Perhaps most critically for securing investment, companies face difficulty demonstrating ROI quickly. Marcel notes that organisations "often face a learning curve and need time to fully realise the benefits of these systems, making it harder to quantify ROI quickly”.
Securing investment
Marcel advocates for a strategic approach that aligns asset optimisation efforts with broader organisational goals.
His first strategy centres on seeking synergies with other digital transformation initiatives: “When executives prioritise investment proposals, they typically align them with key company drivers or strategic objectives.
“While this alone is usually sufficient to justify a healthy ROI, securing the necessary budget often requires demonstrating additional, broader benefits.”
Marcel recommends identifying synergies between asset management and strategic objectives ranging from sustainability to supply chain agility, production quality and EHS compliance. This holistic approach can drive greater returns on investment.
The second strategy involves demonstrating benefits beyond asset availability, Marcel says: “Beyond maintenance savings, asset optimisation drives significant reductions in production costs. With improved machine reliability and more predictable availability, manufacturers can schedule production more efficiently and achieve higher overall equipment effectiveness (OEE)."
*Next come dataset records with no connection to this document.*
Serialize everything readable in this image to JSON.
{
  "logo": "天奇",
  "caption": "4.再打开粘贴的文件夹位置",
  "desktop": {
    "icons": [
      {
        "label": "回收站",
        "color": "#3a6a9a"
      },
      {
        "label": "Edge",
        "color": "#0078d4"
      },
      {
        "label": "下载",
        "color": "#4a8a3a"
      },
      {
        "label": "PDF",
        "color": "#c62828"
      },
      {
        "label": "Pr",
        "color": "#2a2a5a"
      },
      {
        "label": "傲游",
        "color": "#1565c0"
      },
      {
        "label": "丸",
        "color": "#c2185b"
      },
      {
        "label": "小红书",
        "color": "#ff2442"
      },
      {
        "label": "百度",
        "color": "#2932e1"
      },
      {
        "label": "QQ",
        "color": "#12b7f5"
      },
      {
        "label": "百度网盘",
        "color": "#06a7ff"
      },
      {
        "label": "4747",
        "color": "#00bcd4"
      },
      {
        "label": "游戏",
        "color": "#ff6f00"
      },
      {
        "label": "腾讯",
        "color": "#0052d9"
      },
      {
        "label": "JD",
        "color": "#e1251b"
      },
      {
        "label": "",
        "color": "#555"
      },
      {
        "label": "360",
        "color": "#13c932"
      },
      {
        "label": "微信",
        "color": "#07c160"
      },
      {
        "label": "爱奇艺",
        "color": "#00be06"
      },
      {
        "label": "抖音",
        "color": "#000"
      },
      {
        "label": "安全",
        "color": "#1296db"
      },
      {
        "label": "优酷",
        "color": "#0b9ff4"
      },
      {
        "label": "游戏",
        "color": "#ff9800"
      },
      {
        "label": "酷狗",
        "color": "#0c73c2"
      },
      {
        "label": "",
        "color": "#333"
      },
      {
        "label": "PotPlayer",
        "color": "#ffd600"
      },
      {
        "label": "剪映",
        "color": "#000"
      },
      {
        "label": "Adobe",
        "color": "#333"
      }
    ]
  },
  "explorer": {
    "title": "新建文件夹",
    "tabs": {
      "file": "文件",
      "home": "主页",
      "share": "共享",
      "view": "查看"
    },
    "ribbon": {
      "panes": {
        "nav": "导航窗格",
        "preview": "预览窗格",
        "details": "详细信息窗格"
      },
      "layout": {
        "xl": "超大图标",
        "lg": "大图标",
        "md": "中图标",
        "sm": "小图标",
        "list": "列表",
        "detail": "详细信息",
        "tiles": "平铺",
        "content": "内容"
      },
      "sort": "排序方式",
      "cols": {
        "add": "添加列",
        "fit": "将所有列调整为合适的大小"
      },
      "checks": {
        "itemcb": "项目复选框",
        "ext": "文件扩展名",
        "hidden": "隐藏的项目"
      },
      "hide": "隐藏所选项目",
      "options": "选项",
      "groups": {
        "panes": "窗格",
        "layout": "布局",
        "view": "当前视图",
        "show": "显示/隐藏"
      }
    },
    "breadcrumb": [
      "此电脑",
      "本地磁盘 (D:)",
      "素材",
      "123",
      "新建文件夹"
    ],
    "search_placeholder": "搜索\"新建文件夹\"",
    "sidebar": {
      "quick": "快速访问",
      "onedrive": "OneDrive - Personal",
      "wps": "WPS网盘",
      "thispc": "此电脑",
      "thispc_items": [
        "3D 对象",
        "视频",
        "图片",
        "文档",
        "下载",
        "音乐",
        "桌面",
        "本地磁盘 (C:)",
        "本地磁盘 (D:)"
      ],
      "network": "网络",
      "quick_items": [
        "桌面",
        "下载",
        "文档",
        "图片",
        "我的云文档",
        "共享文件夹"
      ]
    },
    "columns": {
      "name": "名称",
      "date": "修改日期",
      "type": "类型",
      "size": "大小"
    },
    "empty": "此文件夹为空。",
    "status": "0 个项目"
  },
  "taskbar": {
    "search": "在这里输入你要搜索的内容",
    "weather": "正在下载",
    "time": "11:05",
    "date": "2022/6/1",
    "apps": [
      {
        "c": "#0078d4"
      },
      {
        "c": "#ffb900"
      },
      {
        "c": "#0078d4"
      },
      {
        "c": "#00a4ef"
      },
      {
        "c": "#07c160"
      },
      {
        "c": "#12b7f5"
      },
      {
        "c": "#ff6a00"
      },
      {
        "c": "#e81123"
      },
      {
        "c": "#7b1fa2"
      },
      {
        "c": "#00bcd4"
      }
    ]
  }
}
Asset optimisation also reduces waste through proactive monitoring, minimises product loss and maximises yield. By ensuring machines operate at peak performance, manufacturers achieve tighter tolerances and more consistent product quality.
Competitive advantage
Securing investment for asset maintenance and optimisation can be challenging, but Marcel's experience demonstrates it is far from impossible.
By integrating proposals with larger digital initiatives and quantifying broader business outcomes, manufacturing managers can present compelling cases for their asset maintenance strategies.
Marcel concludes: "Such a strategic approach that aligns your goals with the business's priorities will ensure your plant's assets are running at peak efficiency while also securing the necessary resources to drive long-term success.”
As manufacturing continues its digital transformation, leaders who successfully articulate the comprehensive value of AI-powered asset optimisation – from improved safety and quality to enhanced sustainability and operational agility – will position their organisations for sustained competitive advantage.